LE DIRECT

L'hypocrisie de la guerre contre l'EI.

4 min

Chaque matin, l’actualité vue au travers de la presse étrangère. Aujourd’hui : le vote au Parlement britannique pour ou contre une intervention contre l’EI en Syrie et les suites de l’enquête sur les attentats de Paris.
Le compte à rebours pour la guerre, le titre barre la Une ce matin du DAILY MAIL, après que David Cameron a annoncé, hier soir, que le débat sur le déclenchement des frappes contre Daech aurait lieu demain au Parlement. La décision du Premier Ministre fait suite au choix du parti d'opposition travailliste de ne donner aucune consigne de vote et de laisser au contraire ses élus voter en conscience. Alors tandis que les frappes aériennes britanniques en Syrie se rapprochent, ainsi que l'écrit ce matin THE INDEPENDENT, son confrère THE GUARDIAN, lui, veut croire encore qu'une autre solution est possible. Le journal détaille ainsi huit alternatives à ces frappes, plus efficaces selon lui, pour faire face à la menace. Parmi elles : tracer l'argent de l'EI, contrer la propagande de l'organisation terroriste ou bien encore tuer le calife.
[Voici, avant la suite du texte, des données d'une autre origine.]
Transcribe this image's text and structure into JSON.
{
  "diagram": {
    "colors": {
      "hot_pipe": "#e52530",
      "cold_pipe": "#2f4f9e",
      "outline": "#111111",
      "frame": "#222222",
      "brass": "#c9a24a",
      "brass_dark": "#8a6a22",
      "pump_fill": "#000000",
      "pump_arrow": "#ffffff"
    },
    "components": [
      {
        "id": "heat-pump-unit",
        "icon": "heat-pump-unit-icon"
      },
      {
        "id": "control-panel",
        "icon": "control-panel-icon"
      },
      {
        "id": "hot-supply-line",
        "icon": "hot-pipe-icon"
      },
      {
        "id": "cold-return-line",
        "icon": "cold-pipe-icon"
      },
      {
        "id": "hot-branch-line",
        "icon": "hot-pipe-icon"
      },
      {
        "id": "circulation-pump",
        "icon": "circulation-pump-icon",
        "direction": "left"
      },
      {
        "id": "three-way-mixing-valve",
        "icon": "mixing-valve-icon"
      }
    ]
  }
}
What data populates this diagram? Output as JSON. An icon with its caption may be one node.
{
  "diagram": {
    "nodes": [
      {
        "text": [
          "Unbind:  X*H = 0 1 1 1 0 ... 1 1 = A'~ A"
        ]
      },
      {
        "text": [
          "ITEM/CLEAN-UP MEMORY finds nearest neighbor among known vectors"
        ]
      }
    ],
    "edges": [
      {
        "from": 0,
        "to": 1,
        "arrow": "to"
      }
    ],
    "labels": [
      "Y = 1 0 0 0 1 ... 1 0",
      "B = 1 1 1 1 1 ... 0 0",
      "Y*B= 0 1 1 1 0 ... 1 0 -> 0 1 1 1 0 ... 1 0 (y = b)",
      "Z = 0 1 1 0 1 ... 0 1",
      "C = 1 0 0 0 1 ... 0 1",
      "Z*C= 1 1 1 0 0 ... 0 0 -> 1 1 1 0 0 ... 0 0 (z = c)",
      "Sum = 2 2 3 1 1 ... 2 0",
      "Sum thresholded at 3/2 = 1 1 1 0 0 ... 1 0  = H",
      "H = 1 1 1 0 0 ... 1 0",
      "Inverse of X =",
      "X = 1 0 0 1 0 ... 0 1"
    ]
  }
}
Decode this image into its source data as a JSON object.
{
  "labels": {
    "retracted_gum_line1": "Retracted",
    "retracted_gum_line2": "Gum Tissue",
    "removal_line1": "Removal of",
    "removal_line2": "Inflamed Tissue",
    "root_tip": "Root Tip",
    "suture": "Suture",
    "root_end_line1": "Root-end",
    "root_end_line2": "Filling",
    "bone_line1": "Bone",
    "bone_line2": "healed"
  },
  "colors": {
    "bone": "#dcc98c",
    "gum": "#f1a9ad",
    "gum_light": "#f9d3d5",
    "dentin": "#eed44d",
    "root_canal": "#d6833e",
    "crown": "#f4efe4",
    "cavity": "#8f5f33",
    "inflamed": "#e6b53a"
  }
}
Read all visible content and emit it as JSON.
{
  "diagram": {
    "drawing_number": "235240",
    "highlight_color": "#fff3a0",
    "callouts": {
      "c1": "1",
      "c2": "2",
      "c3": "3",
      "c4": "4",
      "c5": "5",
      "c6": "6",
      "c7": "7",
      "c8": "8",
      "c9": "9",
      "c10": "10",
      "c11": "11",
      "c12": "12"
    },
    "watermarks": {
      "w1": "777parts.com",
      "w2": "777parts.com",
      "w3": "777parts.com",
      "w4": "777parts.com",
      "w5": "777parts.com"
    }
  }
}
Britain's Prime Minister David Cameron meets Royal Air Force pilots, in front of a Tornado GR4.
Britain's Prime Minister David Cameron meets Royal Air Force pilots, in front of a Tornado GR4. Crédits : POOL New - Reuters

Et puis alors que le vote des députés britanniques se prépare, le journal de Londres THE GUARDIAN a également choisi de donner la parole à des Syriens de Raqqa, exilés en Turquie. Tous ont fui leur pays quand l'ombre de l'organisation Etat islamique a commencé à assombrir les rues de Raqqa et tous portent sur leur visage un voile d’épuisement mais aussi de tragédie. Abu Ahmad, un homme d’affaires d’une quarantaine d’année, imagine notamment ce qu’il dirait aux députés britanniques qui s'apprêtent à voter pour ou contre une intervention en Syrie. La première chose que je ferais, dit-il, c’est leur demander de s’attaquer à la source de notre problème, comprenez Bachar el-Assad, et non au symptôme, c'est à dire Daech. Et de rappeler que des centaines de milliers de Syriens ont été tués ces dernières années. Et pourtant, personne n’est allé bombarder Damas, s'étonne Abu Ahmad. Pourquoi n’intervenir que face à l’Etat islamique ? Et pourquoi ne pas avoir bougé quand le régime syrien nous bombardait, interroge à son tour Mona, une enseignante, avant de préciser : est-ce uniquement parce que le terrorisme a touché les pays occidentaux ?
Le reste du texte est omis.